Esclusa l’interferenza illecita nella vita privata nel caso di registrazione video di un rapporto sessuale all’interno del proprio domicilio senza il consenso dell’altro.
E’ quanto ha stabilito la Quinta Sezione Penale della Corte di Cassazione con la sentenza del 13 giugno 2018, n. 27160.
Il caso vedeva un uomo invitare la sua ex a casa propria con l’intenzione di registrare l’amplesso per poi ricattare la donna cercando di farla tornare insieme a lui.

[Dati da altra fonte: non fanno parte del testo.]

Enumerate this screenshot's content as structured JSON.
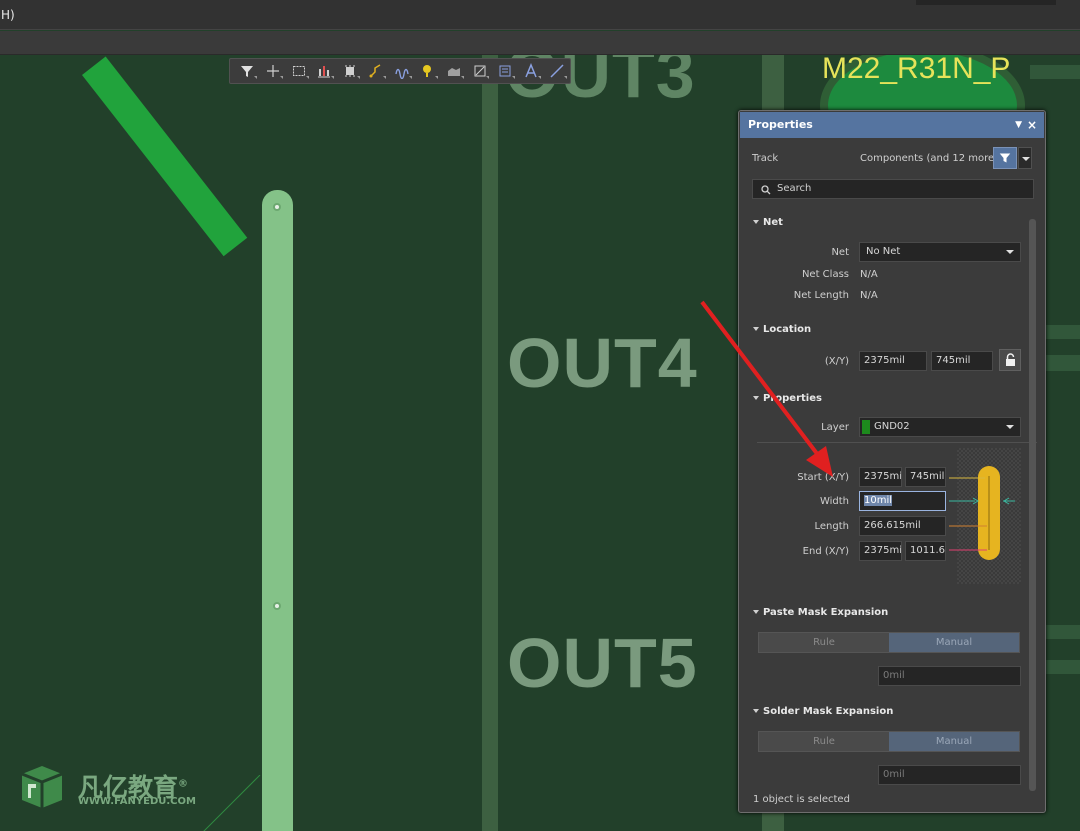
{
  "menubar": {
    "menu_fragment": "H)"
  },
  "canvas": {
    "silkscreen_top": "OUT3",
    "silkscreen_mid": "OUT4",
    "silkscreen_bot": "OUT5",
    "pad_label": "M22_R31N_P"
  },
  "place_toolbar": {
    "items": [
      {
        "icon": "filter-icon"
      },
      {
        "icon": "crosshair-icon"
      },
      {
        "icon": "select-rect-icon"
      },
      {
        "icon": "align-icon"
      },
      {
        "icon": "component-icon"
      },
      {
        "icon": "route-icon"
      },
      {
        "icon": "tune-icon"
      },
      {
        "icon": "pin-icon"
      },
      {
        "icon": "polygon-icon"
      },
      {
        "icon": "dimension-icon"
      },
      {
        "icon": "keepout-icon"
      },
      {
        "icon": "text-icon"
      },
      {
        "icon": "line-icon"
      }
    ]
  },
  "logo": {
    "chinese": "凡亿教育",
    "mark": "®",
    "url": "WWW.FANYEDU.COM"
  },
  "panel": {
    "title": "Properties",
    "menu_glyph": "▼",
    "close_glyph": "×",
    "object_type": "Track",
    "filter_text": "Components (and 12 more)",
    "search_placeholder": "Search",
    "net": {
      "header": "Net",
      "net_label": "Net",
      "net_value": "No Net",
      "class_label": "Net Class",
      "class_value": "N/A",
      "length_label": "Net Length",
      "length_value": "N/A"
    },
    "location": {
      "header": "Location",
      "xy_label": "(X/Y)",
      "x_value": "2375mil",
      "y_value": "745mil"
    },
    "properties": {
      "header": "Properties",
      "layer_label": "Layer",
      "layer_value": "GND02",
      "layer_color": "#1d8a1d",
      "start_label": "Start (X/Y)",
      "start_x": "2375mi",
      "start_y": "745mil",
      "width_label": "Width",
      "width_value": "10mil",
      "length_label": "Length",
      "length_value": "266.615mil",
      "end_label": "End (X/Y)",
      "end_x": "2375mi",
      "end_y": "1011.6:"
    },
    "paste_mask": {
      "header": "Paste Mask Expansion",
      "rule_label": "Rule",
      "manual_label": "Manual",
      "value": "0mil"
    },
    "solder_mask": {
      "header": "Solder Mask Expansion",
      "rule_label": "Rule",
      "manual_label": "Manual",
      "value": "0mil"
    },
    "status": "1 object is selected"
  },
  "colors": {
    "board_bg": "#22402a",
    "track": "#84c288",
    "panel_title": "#5574a0",
    "annotation_arrow": "#e02020",
    "diagram_track": "#e6b420"
  }
}
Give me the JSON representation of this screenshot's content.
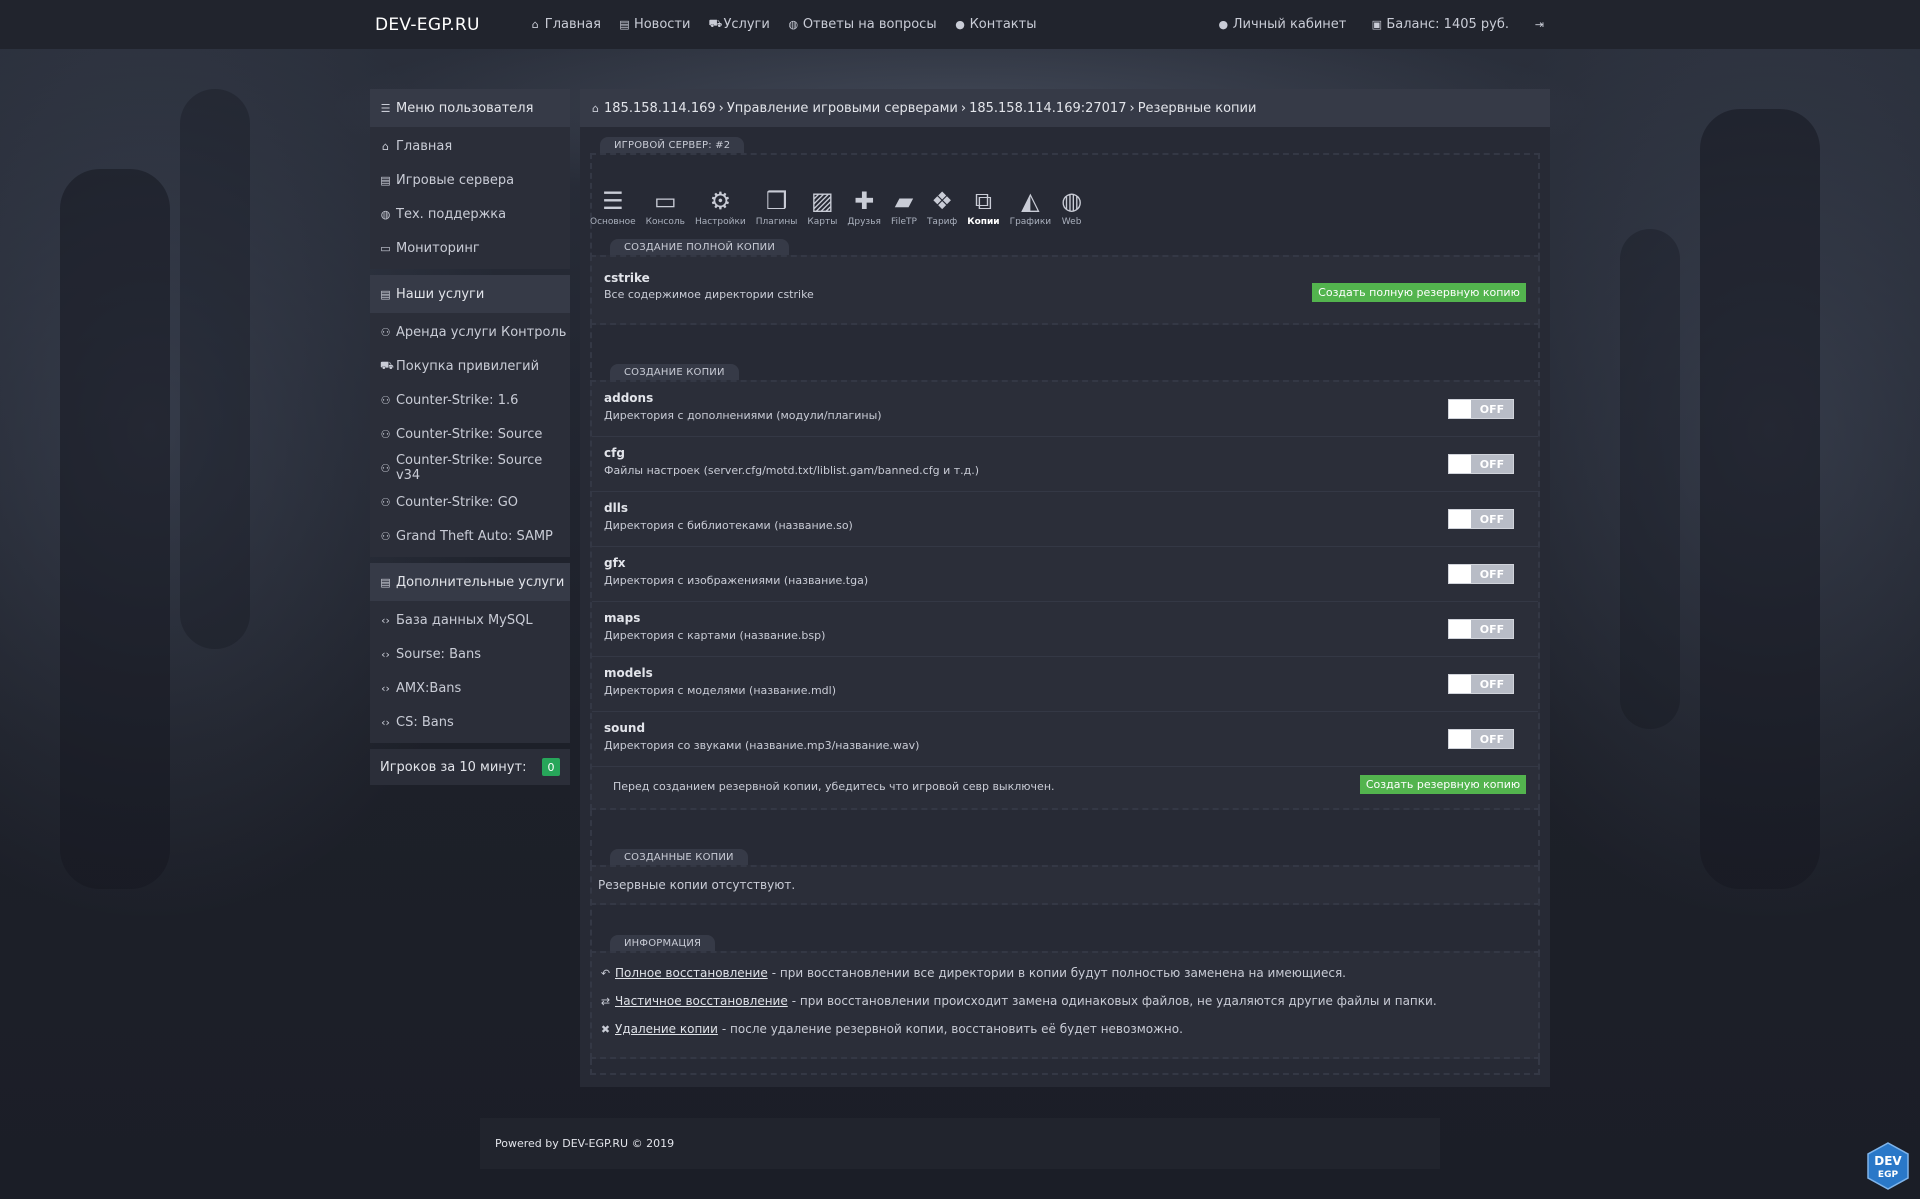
{
  "brand": "DEV-EGP.RU",
  "topnav": [
    {
      "icon": "home-icon",
      "glyph": "⌂",
      "label": "Главная"
    },
    {
      "icon": "newspaper-icon",
      "glyph": "▤",
      "label": "Новости"
    },
    {
      "icon": "cart-icon",
      "glyph": "🛒",
      "label": "Услуги"
    },
    {
      "icon": "globe-icon",
      "glyph": "◍",
      "label": "Ответы на вопросы"
    },
    {
      "icon": "user-icon",
      "glyph": "◉",
      "label": "Контакты"
    }
  ],
  "rightnav": {
    "cabinet": "Личный кабинет",
    "balance": "Баланс: 1405 руб."
  },
  "sidebar": {
    "user_menu_title": "Меню пользователя",
    "user_menu": [
      "Главная",
      "Игровые сервера",
      "Тех. поддержка",
      "Мониторинг"
    ],
    "services_title": "Наши услуги",
    "services": [
      "Аренда услуги Контроль",
      "Покупка привилегий",
      "Counter-Strike: 1.6",
      "Counter-Strike: Source",
      "Counter-Strike: Source v34",
      "Counter-Strike: GO",
      "Grand Theft Auto: SAMP"
    ],
    "extra_title": "Дополнительные услуги",
    "extra": [
      "База данных MySQL",
      "Sourse: Bans",
      "AMX:Bans",
      "CS: Bans"
    ],
    "players_label": "Игроков за 10 минут:",
    "players_count": "0"
  },
  "breadcrumb": [
    "185.158.114.169",
    "Управление игровыми серверами",
    "185.158.114.169:27017",
    "Резервные копии"
  ],
  "server_legend": "ИГРОВОЙ СЕРВЕР: #2",
  "tools": [
    {
      "icon": "menu-icon",
      "glyph": "☰",
      "label": "Основное"
    },
    {
      "icon": "monitor-icon",
      "glyph": "🖵",
      "label": "Консоль"
    },
    {
      "icon": "gear-icon",
      "glyph": "⚙",
      "label": "Настройки"
    },
    {
      "icon": "cubes-icon",
      "glyph": "❒",
      "label": "Плагины"
    },
    {
      "icon": "image-icon",
      "glyph": "▨",
      "label": "Карты"
    },
    {
      "icon": "add-user-icon",
      "glyph": "👤",
      "label": "Друзья"
    },
    {
      "icon": "folder-icon",
      "glyph": "📂",
      "label": "FileTP"
    },
    {
      "icon": "dropbox-icon",
      "glyph": "❖",
      "label": "Тариф"
    },
    {
      "icon": "copy-icon",
      "glyph": "⧉",
      "label": "Копии"
    },
    {
      "icon": "area-chart-icon",
      "glyph": "◭",
      "label": "Графики"
    },
    {
      "icon": "globe-icon",
      "glyph": "◍",
      "label": "Web"
    }
  ],
  "full_copy": {
    "legend": "СОЗДАНИЕ ПОЛНОЙ КОПИИ",
    "name": "cstrike",
    "desc": "Все содержимое директории cstrike",
    "button": "Создать полную резервную копию"
  },
  "partial_copy": {
    "legend": "СОЗДАНИЕ КОПИИ",
    "items": [
      {
        "name": "addons",
        "desc": "Директория с дополнениями (модули/плагины)",
        "state": "OFF"
      },
      {
        "name": "cfg",
        "desc": "Файлы настроек (server.cfg/motd.txt/liblist.gam/banned.cfg и т.д.)",
        "state": "OFF"
      },
      {
        "name": "dlls",
        "desc": "Директория с библиотеками (название.so)",
        "state": "OFF"
      },
      {
        "name": "gfx",
        "desc": "Директория с изображениями (название.tga)",
        "state": "OFF"
      },
      {
        "name": "maps",
        "desc": "Директория с картами (название.bsp)",
        "state": "OFF"
      },
      {
        "name": "models",
        "desc": "Директория с моделями (название.mdl)",
        "state": "OFF"
      },
      {
        "name": "sound",
        "desc": "Директория со звуками (название.mp3/название.wav)",
        "state": "OFF"
      }
    ],
    "note": "Перед созданием резервной копии, убедитесь что игровой севр выключен.",
    "button": "Создать резервную копию"
  },
  "created": {
    "legend": "СОЗДАННЫЕ КОПИИ",
    "empty": "Резервные копии отсутствуют."
  },
  "info": {
    "legend": "ИНФОРМАЦИЯ",
    "lines": [
      {
        "icon": "reply-all-icon",
        "glyph": "↶",
        "link": "Полное восстановление",
        "text": " - при восстановлении все директории в копии будут полностью заменена на имеющиеся."
      },
      {
        "icon": "retweet-icon",
        "glyph": "⇄",
        "link": "Частичное восстановление",
        "text": " - при восстановлении происходит замена одинаковых файлов, не удаляются другие файлы и папки."
      },
      {
        "icon": "times-icon",
        "glyph": "✖",
        "link": "Удаление копии",
        "text": " - после удаление резервной копии, восстановить её будет невозможно."
      }
    ]
  },
  "footer": "Powered by DEV-EGP.RU © 2019",
  "devlogo": {
    "line1": "DEV",
    "line2": "EGP"
  },
  "colors": {
    "accent_green": "#53b44e",
    "badge_green": "#27a65a",
    "panel": "#272a35",
    "header": "#363a47"
  }
}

Più volte la giurisprudenza ha evidenziato che non integra il reato di interferenze illecite nella vita privata la condotta di colui che mediante l’uso di strumenti di ripresa visiva provveda a filmare in casa propria rapporti intimi intrattenuti con la convivente, in quanto l’interferenza illecita prevista e sanzionata dal predetto articolo è quella proveniente dal terzo estraneo alla vita privata, e non già quella del soggetto che, invece, sia ammesso a farne parte, sia pure estemporaneamente, mentre è irrilevante l’oggetto della ripresa, considerato che il concetto di vita privata si riferisce a qualsiasi atto o vicenda della persona in luogo riservato (Cass. pen., Sez. V, 10 gennaio 2017, n. 22221 e Cass. pen., Sez. V, 28 novembre 2007, n. 1766).

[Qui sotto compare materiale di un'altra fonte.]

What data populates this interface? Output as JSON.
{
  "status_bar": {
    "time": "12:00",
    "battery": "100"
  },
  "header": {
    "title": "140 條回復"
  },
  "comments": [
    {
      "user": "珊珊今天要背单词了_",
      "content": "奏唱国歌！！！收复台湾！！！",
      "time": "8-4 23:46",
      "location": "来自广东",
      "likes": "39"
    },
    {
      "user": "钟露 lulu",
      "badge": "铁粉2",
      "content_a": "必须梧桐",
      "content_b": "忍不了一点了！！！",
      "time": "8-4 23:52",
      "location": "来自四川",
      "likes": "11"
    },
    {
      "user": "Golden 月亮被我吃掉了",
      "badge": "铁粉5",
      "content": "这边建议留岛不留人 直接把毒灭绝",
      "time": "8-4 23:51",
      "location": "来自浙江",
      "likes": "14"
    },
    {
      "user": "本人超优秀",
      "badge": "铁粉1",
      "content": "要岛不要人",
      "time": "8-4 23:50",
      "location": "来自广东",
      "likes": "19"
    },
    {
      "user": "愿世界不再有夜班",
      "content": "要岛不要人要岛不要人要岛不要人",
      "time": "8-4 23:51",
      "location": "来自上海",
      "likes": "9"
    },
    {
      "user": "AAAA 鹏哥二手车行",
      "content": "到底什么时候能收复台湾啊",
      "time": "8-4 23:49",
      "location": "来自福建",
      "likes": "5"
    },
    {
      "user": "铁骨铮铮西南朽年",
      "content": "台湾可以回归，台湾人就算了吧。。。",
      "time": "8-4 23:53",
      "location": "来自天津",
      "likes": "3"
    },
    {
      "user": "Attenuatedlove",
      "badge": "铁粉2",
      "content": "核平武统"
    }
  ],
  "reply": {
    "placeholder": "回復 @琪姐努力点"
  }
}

Tale orientamento è condiviso dagli ermellini: l’art. 615-bis c.p. punisce le interferenze illecite nella vita privata, definendo come tale quella che si svolge nei luoghi indicati dall’art. 614 c.p. e, quindi, nel domicilio o nelle sue appartenenze, così mostrando come la condotta punibile debba consistere nella ripresa visiva o sonora da parte di chi a tale vita privata non sia lecitamente ammesso.
Conseguentemente non può commettere il delitto indicato chi si trovi lecitamente nell’abitazione all’interno della quale effettui una registrazione, perché tale soggetto è divenuto parte di quella vita privata.
Nè si possono trarre differenti conclusioni nel caso in cui chi si trovi lecitamente nella privata dimora, vi abbia fatto ingresso con l’intenzione di effettuare riprese, ancorché non autorizzate, posto che, anche in tal caso, mancherebbe la volontà dell’avente diritto di escluderlo dalla sfera della propria riservatezza, così che la registrazione di quanto avviene non potrebbe costituire, di per sé, una indebita condotta. Nella specie, il domicilio era quello dell’imputato, in ordine al quale la persona offesa non aveva alcun diritto di escluderlo.